1. Instructors should give a minimum of three tests plus a final exam. All tests in both face to face classes and online classes MUST be proctored. Face to face classes should have their tests in their classrooms or in computer labs that have been reserved. Online students should take their tests in proctored testing centers.
2. All students must take the final exam and it must be given at the time and date specified in the Lone Star College System course schedule which is linked from the Resources for Instructors page. In most courses, final exams should be comprehensive and should count for between 20% and 30% of the final grade. Exceptions to this last sentence can be allowed for certain courses with unique purposes, namely Math 1324 (Finite Mathematics), Math 1332 (Math for Liberal Arts), Math 1350 (Foundations of Math I), Math 1351 (Foundations of Math II).

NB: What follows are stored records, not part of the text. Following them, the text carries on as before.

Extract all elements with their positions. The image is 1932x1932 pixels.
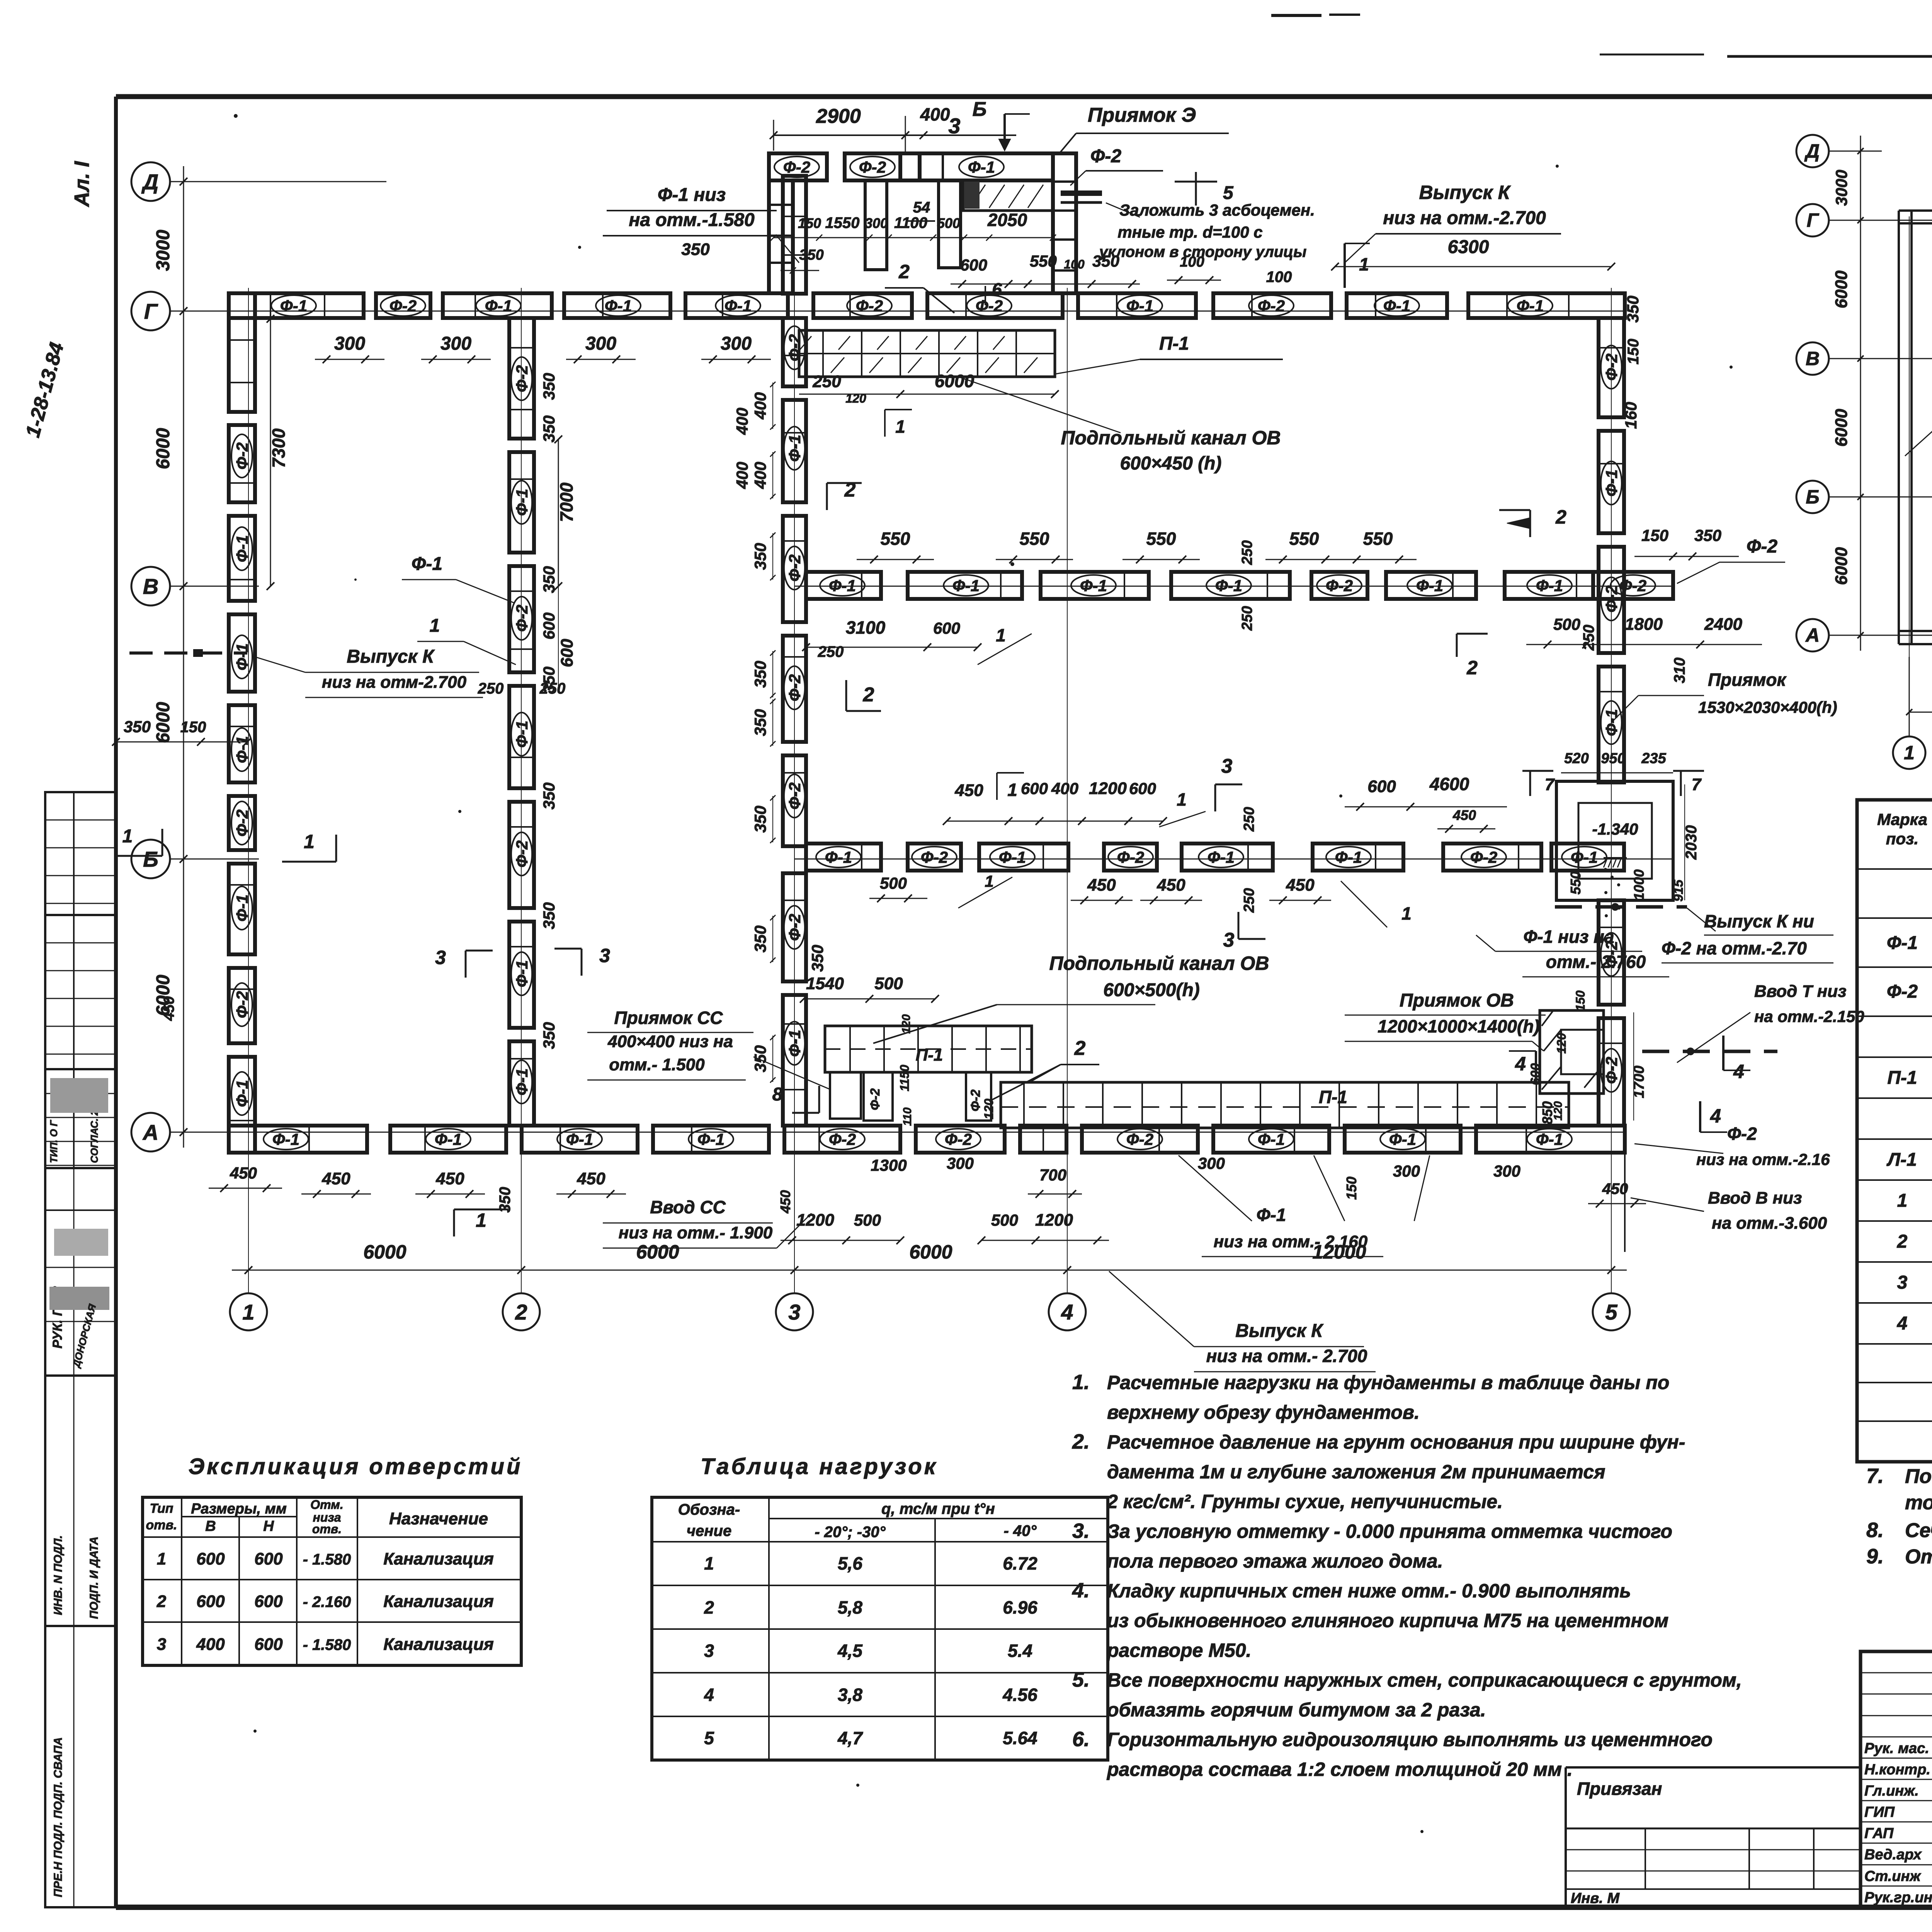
svg-text:Б: Б (143, 847, 158, 871)
svg-text:Ф-1: Ф-1 (1389, 1130, 1416, 1148)
svg-text:Приямок: Приямок (1708, 670, 1787, 690)
svg-text:2 кгс/см². Грунты сухие, непу: 2 кгс/см². Грунты сухие, непучинистые. (1107, 1491, 1503, 1512)
svg-text:600: 600 (960, 256, 987, 274)
svg-text:Б: Б (973, 98, 987, 121)
dims above axis B wall (943, 755, 1507, 951)
svg-text:Ф-2: Ф-2 (513, 840, 531, 867)
dims below axis B wall (869, 872, 1412, 927)
load plan axis lines (1829, 143, 1932, 736)
svg-text:1100: 1100 (894, 214, 927, 231)
svg-text:Ввод Т низ: Ввод Т низ (1754, 982, 1847, 1001)
svg-text:чение: чение (687, 1522, 731, 1539)
svg-text:Г: Г (1807, 209, 1820, 231)
svg-text:1: 1 (996, 625, 1006, 645)
svg-text:Ф-1: Ф-1 (435, 1130, 462, 1148)
svg-text:150: 150 (798, 215, 821, 231)
svg-text:150: 150 (1625, 339, 1642, 365)
svg-text:5: 5 (1223, 183, 1234, 203)
svg-text:В: В (205, 1518, 216, 1534)
svg-text:2: 2 (863, 684, 874, 706)
svg-text:3: 3 (1221, 755, 1233, 777)
svg-text:6000: 6000 (909, 1241, 952, 1263)
dim 600 on axis2 (558, 586, 559, 692)
svg-text:400: 400 (1051, 779, 1078, 798)
svg-text:Ф-2: Ф-2 (233, 991, 251, 1018)
svg-text:А: А (1805, 624, 1820, 646)
svg-text:2030: 2030 (1683, 825, 1700, 860)
svg-text:Ф-2 на отм.-2.70: Ф-2 на отм.-2.70 (1662, 938, 1807, 958)
svg-text:3: 3 (788, 1300, 800, 1324)
svg-text:Ф-1: Ф-1 (233, 1080, 251, 1107)
svg-text:1.: 1. (1072, 1371, 1090, 1394)
svg-text:Ф-1: Ф-1 (513, 721, 531, 748)
svg-text:Ф-1: Ф-1 (280, 297, 307, 315)
rotated dims along axis 2 (540, 373, 558, 1049)
svg-text:400: 400 (196, 1635, 225, 1654)
svg-text:Ф-2: Ф-2 (1090, 146, 1121, 167)
svg-text:600: 600 (540, 612, 558, 639)
bottom leaders and dims (301, 1124, 1830, 1372)
svg-text:Приямок Э: Приямок Э (1088, 104, 1196, 126)
svg-text:6000: 6000 (636, 1241, 679, 1263)
svg-text:Ф-1: Ф-1 (1258, 1130, 1285, 1148)
svg-text:Ф-2: Ф-2 (513, 365, 531, 392)
svg-text:4.56: 4.56 (1002, 1685, 1037, 1705)
svg-text:400: 400 (920, 104, 950, 124)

3. Multiple choice and True/False tests are NOT appropriate for college level math courses and are not permitted. It is critical that students learn to communicate their work thoroughly and clearly with appropriate notation. There may, however, be specific questions on some exams, especially those that explore fundamental definitions or compare and contrast concepts, that can be well posed in a multiple choice or true/false format. Examples: "Which of the following is NOT a condition of the Mean Value Theorem?" "Is the following statistical scenario a random sample, a stratified sample or a convenience sample?" In addition, questions that call upon students to write about mathematics may be appropriate. Example: "In your own words, describe how you would choose a factoring technique for a given polynomial."
4. Instructors are strongly discouraged from granting "retests" to students who want to repeat tests for higher grades.
5. Please announce all tests at least a week in advance. Exams should be graded and returned to students within a week.
6. IF you decide to give your students a review sheet for a test, it should NOT be the test itself with different numbers.
Procedures at the End of the Semester
1. A grade of Incomplete (I) should only be given to students who:
a. Have missed only the final exam and perhaps a few other assignments.
b. Have a reasonable chance of passing the course.
The instructor and the student must fill out an I contract, available from the division office or the Resources for Instructors page, and must agree on a deadline which can be no later than the end of the next long semester. An incomplete only extends deadline time; it does not permit the student to sit in on another class the following semester. If the student does not complete the requirements of the I contract by the deadline, the grade automatically reverts to F.
2. Once instructors have calculated final grades for their courses, those grades are entered online in MyLoneStar. Instructions are available from the division office.
3. The following documentation needs to be turned in electronically to the division office at the end of the semester by the date announced by the division coordinators. Instructions will be forwarded near the end of the semester.
a. A signed copy of printouts of the online grades from MyLoneStar.
b. A copy of the gradebook and attendance records for the semester
c. A thorough written description of how the letter grade has been determined from the grades on the grade sheet.
4. Instructors should keep a copy of all grade and attendance records, final exams and any other work not collected by the students for at least one calendar year after the last day of the semester.